Q- What
is pain?
Ans- Pain is a protective/safety system of the body, where
the nerves conveying pain signals to the brain, warn of impending or on-going
injury/insult to the body and to take appropriate action.
Q- What is Chronic Pain?
Ans- Chronic pain is the pain that lasts more than 3-4
months and is unresponsive to conservative treatment (Medications, physical
therapy).
Q- What are the consequences of
pain?
Ans- Chronic pain not only causes physical & mental
suffering but also adversely affects family, social and professional life.
Q- What happens if pain becomes
chronic?
Ans- Treating pain promptly can prevent it from turning
into hard-to-treat chronic pain, when the nervous system becomes
hypersensitive. Many times pain lasts beyond healing; when errant nerve
impulses keep alerting the brain about tissue damage that no longer exists.
Q- Who treats pain?
Ans- Large number of generalized aches and pains responds to
simple pain-killers but should be used with caution in patients with
kidney/liver diseases/gastritis.
Moreover these conditions, to a large extent, are as a
result of misuse or excessive use of pain-killers. Patients with obvious
surgical conditions like trauma/ tumour etc. will need surgery. However large
number of patients, who were earlier treated with surgery, like sciatica, are
now very well treated with minimally invasive procedures, by pain physicians.
Most neuralgias and neuropathies {Diabetic neuropathy/Trigeminal/ Occipital
neuralgia/ nerve entrapment/ischemic pain (due to poor blood supply)/abnormal behaviour
of nerves} will need specialized pain management; when only medications fail or
produce unacceptable side-effects.
Q- How pain specialists treat
pain?
Ans- Pain specialists are specially trained physicians,
who diagnose exact source of pain or pain generators. For example back/leg pain
can be due to muscles/ligaments, joints (facet joints/sacroiliac joints), tear
in disc (annular tear/fissure), disc prolapse, Pyriformis syndrome etc; each of
which require different treatment modality. Pain physicians non-surgically
(Called Interventional Pain Management or IPM) deliver healing/numbing
medications to the target.

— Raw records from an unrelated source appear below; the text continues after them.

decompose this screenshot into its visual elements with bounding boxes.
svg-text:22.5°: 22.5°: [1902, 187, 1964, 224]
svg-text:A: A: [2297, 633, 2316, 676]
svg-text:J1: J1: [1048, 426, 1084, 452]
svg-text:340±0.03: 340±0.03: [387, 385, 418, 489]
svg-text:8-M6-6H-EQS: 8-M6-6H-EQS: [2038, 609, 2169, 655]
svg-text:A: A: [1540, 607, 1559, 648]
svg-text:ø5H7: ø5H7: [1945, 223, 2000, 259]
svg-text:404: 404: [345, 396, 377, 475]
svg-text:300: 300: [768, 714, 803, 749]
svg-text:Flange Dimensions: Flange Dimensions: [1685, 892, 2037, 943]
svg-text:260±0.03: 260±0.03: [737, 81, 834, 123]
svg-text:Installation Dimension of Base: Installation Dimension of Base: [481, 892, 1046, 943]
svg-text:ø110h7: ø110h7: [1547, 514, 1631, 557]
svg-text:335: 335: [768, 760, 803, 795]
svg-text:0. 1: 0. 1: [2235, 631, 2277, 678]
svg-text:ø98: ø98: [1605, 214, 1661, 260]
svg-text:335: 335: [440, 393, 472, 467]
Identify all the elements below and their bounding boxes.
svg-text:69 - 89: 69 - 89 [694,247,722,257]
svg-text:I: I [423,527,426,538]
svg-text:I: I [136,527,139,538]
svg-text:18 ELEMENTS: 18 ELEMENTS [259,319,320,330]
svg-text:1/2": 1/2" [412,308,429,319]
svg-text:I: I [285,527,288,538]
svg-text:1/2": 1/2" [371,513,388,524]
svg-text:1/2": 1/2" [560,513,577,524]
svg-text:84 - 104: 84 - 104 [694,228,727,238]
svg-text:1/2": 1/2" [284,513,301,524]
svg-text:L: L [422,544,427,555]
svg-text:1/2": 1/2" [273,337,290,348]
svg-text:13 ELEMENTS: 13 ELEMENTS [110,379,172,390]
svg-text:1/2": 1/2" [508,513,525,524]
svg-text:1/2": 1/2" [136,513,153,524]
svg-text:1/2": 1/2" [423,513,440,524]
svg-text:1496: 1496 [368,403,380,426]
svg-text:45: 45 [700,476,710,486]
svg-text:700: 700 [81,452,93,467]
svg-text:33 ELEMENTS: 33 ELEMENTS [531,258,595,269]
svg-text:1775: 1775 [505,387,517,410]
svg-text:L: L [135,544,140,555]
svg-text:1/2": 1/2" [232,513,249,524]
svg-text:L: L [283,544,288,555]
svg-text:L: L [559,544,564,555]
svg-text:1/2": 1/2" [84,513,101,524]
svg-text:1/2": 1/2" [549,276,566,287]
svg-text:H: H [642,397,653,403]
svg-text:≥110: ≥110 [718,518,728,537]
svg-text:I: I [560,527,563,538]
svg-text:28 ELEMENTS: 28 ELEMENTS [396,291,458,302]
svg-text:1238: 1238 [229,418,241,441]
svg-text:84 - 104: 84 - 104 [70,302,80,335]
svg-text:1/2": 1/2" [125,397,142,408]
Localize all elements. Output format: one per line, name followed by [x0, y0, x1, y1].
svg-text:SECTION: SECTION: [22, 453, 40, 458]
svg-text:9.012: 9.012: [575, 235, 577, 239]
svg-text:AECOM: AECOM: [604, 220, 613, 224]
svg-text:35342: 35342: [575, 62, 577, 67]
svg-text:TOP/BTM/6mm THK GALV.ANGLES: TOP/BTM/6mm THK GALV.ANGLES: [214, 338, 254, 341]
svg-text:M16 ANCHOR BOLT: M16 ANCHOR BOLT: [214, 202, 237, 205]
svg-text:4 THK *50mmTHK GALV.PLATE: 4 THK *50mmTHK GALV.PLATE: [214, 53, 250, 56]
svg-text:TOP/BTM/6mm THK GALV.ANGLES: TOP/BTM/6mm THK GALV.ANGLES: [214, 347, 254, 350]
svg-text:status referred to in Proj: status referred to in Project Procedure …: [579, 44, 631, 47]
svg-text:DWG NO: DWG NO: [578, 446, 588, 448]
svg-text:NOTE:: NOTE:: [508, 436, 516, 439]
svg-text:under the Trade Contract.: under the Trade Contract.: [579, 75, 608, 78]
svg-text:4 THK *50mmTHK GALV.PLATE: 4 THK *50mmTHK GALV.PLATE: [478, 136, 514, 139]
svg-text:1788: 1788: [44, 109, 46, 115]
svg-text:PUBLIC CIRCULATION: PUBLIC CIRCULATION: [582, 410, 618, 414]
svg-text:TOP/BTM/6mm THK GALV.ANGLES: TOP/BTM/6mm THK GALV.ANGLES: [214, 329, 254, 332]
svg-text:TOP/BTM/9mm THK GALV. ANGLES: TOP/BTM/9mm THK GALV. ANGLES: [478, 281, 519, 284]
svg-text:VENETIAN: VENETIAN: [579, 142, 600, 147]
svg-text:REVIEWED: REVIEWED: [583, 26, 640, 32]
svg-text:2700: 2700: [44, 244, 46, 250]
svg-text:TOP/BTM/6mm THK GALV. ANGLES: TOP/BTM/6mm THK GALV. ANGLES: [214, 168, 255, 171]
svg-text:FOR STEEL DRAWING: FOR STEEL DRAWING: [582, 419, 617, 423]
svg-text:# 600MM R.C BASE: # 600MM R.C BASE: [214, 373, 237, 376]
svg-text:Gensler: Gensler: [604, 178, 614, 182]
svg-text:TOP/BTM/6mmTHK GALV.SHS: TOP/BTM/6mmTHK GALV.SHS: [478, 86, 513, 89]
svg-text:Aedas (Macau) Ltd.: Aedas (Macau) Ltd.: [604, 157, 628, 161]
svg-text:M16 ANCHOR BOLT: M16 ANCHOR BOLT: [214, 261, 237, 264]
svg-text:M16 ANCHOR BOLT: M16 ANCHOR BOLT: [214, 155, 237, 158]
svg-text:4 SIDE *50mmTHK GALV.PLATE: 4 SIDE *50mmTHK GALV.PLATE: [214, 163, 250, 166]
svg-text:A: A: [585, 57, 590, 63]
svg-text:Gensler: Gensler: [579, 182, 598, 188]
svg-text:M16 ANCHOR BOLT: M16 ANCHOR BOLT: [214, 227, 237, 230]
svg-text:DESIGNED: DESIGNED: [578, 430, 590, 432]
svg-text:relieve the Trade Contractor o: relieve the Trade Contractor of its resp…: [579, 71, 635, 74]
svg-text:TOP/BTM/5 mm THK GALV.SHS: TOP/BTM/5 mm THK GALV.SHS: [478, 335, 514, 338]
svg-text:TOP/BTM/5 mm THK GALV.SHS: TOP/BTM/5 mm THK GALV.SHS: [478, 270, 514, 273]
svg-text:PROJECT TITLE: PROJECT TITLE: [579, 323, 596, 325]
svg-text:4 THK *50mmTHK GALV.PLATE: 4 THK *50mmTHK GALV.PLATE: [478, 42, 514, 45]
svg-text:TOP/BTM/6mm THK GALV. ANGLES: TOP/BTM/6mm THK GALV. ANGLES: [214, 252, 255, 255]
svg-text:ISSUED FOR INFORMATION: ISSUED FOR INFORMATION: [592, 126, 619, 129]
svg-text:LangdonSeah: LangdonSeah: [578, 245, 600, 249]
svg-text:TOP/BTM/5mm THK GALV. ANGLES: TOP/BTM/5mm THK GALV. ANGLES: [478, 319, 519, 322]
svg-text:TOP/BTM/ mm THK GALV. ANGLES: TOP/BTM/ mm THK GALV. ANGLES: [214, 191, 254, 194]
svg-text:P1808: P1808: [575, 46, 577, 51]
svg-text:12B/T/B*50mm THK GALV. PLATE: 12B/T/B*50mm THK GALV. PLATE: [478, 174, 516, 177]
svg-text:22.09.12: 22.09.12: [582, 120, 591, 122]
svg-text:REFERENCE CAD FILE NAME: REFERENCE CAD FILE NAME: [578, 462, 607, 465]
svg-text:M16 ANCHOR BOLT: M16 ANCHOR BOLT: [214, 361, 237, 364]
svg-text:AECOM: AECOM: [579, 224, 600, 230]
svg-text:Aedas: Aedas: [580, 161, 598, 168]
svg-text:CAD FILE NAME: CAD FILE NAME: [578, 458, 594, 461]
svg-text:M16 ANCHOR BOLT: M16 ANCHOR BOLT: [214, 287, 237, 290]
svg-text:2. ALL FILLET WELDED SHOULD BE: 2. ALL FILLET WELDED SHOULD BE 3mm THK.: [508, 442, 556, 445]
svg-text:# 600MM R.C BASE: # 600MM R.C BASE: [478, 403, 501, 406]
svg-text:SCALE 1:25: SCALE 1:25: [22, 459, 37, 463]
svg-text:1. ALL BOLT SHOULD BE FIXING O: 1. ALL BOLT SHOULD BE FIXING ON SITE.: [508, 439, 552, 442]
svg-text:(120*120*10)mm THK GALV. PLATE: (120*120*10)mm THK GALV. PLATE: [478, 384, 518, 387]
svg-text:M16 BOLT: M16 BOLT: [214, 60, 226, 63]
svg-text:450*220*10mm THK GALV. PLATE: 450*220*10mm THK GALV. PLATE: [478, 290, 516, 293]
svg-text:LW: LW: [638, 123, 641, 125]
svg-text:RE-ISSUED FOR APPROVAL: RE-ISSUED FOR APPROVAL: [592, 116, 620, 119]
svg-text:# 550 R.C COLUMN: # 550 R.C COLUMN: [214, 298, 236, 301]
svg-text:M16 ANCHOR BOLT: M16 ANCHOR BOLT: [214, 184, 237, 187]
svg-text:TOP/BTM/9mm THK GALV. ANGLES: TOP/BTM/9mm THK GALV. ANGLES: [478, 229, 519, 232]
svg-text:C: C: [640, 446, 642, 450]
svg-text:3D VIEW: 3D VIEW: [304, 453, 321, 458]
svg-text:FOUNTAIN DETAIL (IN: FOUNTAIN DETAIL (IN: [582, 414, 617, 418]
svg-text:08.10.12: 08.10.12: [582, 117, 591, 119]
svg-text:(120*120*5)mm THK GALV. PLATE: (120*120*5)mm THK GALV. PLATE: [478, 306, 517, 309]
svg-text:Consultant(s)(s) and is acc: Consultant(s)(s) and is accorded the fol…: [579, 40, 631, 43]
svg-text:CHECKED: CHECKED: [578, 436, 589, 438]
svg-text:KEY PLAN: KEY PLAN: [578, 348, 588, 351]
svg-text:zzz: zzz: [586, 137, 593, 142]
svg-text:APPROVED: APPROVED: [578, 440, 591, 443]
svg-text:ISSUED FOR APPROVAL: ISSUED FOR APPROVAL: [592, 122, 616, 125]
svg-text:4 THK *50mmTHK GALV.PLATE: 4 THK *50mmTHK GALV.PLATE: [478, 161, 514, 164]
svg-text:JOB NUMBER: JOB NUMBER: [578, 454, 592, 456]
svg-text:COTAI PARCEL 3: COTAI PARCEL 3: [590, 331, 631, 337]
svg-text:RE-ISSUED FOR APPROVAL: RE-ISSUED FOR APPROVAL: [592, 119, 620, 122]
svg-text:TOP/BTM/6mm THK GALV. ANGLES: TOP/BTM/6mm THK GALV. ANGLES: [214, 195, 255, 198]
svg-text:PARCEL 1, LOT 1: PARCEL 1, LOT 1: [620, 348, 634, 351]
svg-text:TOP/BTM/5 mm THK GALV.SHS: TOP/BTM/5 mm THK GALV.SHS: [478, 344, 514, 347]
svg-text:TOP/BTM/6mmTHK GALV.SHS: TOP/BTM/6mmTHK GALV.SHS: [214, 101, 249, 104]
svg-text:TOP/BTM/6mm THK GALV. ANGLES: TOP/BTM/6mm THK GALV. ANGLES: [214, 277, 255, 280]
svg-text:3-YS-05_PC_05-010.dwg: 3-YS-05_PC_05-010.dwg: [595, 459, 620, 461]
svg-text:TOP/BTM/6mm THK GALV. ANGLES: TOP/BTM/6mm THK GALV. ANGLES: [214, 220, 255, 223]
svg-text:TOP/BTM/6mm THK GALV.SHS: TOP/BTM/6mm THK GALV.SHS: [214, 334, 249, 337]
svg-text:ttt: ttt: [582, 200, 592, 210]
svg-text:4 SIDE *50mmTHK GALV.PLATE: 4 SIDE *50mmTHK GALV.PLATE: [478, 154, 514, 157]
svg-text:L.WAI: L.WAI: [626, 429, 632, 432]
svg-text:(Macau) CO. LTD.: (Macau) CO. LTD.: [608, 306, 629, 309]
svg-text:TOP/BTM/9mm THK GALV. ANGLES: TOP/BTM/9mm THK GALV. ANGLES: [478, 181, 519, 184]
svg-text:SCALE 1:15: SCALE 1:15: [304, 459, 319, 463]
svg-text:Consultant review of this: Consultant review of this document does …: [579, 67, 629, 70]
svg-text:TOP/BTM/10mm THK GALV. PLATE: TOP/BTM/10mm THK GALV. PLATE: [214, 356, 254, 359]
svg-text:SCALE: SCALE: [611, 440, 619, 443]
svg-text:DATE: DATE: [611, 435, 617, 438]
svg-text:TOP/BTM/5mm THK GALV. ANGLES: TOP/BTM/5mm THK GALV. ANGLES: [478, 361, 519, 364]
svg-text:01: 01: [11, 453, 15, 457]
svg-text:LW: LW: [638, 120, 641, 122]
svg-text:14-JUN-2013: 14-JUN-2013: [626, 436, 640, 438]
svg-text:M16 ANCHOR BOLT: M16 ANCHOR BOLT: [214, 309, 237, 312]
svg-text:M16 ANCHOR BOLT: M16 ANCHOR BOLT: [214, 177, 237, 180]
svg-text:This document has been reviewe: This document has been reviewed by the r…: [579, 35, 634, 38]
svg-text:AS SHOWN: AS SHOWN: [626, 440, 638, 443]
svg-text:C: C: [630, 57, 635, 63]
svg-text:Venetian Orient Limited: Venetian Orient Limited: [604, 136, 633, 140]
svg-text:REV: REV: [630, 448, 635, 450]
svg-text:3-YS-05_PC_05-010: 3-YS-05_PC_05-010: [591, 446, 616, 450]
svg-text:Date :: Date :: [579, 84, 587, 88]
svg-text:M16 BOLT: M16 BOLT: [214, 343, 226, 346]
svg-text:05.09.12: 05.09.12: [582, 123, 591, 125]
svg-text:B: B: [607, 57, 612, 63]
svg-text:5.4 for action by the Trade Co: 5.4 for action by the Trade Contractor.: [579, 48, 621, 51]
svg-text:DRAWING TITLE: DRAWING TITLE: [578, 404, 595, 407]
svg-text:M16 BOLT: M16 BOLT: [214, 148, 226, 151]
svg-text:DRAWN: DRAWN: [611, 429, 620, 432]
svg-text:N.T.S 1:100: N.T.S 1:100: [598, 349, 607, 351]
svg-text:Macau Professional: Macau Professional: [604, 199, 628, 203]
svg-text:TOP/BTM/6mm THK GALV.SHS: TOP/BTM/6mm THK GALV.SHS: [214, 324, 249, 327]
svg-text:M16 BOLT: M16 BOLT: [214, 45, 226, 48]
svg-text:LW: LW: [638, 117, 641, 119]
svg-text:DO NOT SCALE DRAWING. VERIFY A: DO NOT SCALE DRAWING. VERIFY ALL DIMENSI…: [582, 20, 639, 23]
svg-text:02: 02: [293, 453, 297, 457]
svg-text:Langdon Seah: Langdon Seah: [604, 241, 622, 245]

These procedures are generally safe in expert hands.
Q- Are any specialized equipment’s
or devices used for managing pain?
Ans- Common pain interventions are performed in OT, using
special imaging equipment’s / contrast media & vital sign monitoring.
However when the numbing medications at the pain source do not produce lasting
effect, the offending nerves are destroyed with Radiofrequency generator; after
testing and saving useful nerves. In few cases of intractable pain, a pacemaker
like device, called Spinal Cord Stimulator with cordless remote control, is
implanted inside the body, which converts the pain message to a pleasant
feeling (Neuromodulation). In advanced cancer patients and patients with
multiple sources of pain, pain medications are delivered directly into the
central nervous system in the spinal cord, through an implantable device
(Intrathecal Pain Pump with remote control) that needs only 1/300th of oral
medications, thereby drastically reducing side-effects and providing excellent
pain relief.
Q- Where can I find a pain
specialist?
Ans- Pain specialists run pain clinics in majority of
large hospitals in western countries but only in a few selected hospitals in
India.
Q- What are the side effects
& complications of Interventional Pain Management?
Ans- Like any drug or medical therapy, Interventional Pain
Management has its share of side-effects. However they are very minimal in
expert hands and mostly due to technical reasons. Drug related complications
are very few. The amount of drug used is very less, it remains at the target
site and does not circulate to other parts of the body.
Q- What next if IPM fails?
Ans- In some situations, like in long standing back pain where
the prolapsed disc has hardened, surgery will be required.